July 19, 2021 at 6:49 AM

It sounds terrible. There's already enough material online catering to the current five second attention span.
I was considering re-activating my Disney+ subscription for this series but thanks Robert for the warning.

July 19, 2021 at 10:01 AM

I’m looking forward to the series, even if I do end up hearing stories I’ve heard somewhere else. I wish that Disney+ had just decided to premiere the entire series at once, but I guess that’s better than having to wait a week for the next episode.

Disney+, while we’re waiting, how about releasing more episodes from the anthology series featuring the parks?
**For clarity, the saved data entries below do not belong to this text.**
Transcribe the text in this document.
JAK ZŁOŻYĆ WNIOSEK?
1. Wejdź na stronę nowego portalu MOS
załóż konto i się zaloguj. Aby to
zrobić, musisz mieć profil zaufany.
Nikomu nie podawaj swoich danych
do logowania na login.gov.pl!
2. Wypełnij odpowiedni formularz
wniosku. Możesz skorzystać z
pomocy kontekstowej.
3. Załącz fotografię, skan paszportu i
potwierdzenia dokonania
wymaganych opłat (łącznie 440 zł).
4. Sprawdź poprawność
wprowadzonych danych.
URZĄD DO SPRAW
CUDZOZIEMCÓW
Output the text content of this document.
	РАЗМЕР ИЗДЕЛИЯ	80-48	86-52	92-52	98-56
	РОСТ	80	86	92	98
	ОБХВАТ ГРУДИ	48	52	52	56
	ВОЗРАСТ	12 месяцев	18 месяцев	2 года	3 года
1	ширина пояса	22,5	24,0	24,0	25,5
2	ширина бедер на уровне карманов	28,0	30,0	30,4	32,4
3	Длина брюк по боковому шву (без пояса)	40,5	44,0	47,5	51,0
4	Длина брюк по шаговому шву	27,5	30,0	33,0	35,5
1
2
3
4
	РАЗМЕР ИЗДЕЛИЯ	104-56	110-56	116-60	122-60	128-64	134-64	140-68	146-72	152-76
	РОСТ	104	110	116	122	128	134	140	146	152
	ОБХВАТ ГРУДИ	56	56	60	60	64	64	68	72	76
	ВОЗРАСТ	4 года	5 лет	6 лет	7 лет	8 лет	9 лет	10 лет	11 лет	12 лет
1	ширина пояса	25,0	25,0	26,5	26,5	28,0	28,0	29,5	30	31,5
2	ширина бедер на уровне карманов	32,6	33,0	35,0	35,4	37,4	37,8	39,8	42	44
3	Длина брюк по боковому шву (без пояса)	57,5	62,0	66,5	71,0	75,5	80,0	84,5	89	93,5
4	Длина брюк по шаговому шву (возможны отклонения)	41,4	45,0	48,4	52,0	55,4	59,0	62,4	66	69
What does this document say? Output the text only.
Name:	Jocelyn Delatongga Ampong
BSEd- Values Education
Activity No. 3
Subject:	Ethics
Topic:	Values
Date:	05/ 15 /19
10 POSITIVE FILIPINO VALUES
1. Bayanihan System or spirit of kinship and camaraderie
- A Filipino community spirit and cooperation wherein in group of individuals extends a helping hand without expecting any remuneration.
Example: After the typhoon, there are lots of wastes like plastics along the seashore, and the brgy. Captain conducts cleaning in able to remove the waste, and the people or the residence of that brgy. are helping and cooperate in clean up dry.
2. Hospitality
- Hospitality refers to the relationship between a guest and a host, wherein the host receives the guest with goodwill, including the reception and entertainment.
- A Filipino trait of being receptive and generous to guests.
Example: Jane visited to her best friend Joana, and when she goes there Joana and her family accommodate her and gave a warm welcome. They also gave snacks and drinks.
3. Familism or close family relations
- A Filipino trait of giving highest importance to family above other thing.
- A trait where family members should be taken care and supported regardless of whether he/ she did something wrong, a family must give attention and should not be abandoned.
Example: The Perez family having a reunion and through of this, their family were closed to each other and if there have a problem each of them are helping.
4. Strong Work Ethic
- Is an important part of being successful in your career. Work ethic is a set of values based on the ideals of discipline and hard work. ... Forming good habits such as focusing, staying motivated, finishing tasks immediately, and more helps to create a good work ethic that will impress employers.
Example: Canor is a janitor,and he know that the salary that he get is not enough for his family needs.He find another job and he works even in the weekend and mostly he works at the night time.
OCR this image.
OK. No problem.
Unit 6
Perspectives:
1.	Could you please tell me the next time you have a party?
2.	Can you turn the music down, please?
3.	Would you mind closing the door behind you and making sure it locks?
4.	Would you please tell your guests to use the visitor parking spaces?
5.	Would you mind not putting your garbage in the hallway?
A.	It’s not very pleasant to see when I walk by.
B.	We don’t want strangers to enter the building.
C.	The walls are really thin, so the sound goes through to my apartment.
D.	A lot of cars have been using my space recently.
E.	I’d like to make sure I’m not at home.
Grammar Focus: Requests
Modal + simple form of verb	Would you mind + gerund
I mean, Disney already had to remaster a bunch of them for the Walt Disney Treasures series, and not all of us really want to see “High School Musical: The Musical The Series”.

July 19, 2021 at 10:37 AM

Brian Volk-Weiss does the Movies That Made Us, Holiday Movies That Made Us, and The Toys That Made Us on Netflix. They’re pretty solid and yeah, a bit snappier and fun. Looking forward to this series.

July 19, 2021 at 12:50 PM

Yes we’ve seen the info on YouTube before, but the combination of it being direct from Disney and with Volk-Weiss directing, it should be a fun. The YouTube vids are good, but lack the polish of professional documentaries. Whether it’s the sound quality, the flow of the episode, or the actual visuals, this should be significantly better than YouTube.

July 19, 2021 at 2:44 PM

That Imagineering doc was great openly talking on the mistakes from Euro Disney to California Adventure and quite frank on the company's problems so this should be good too.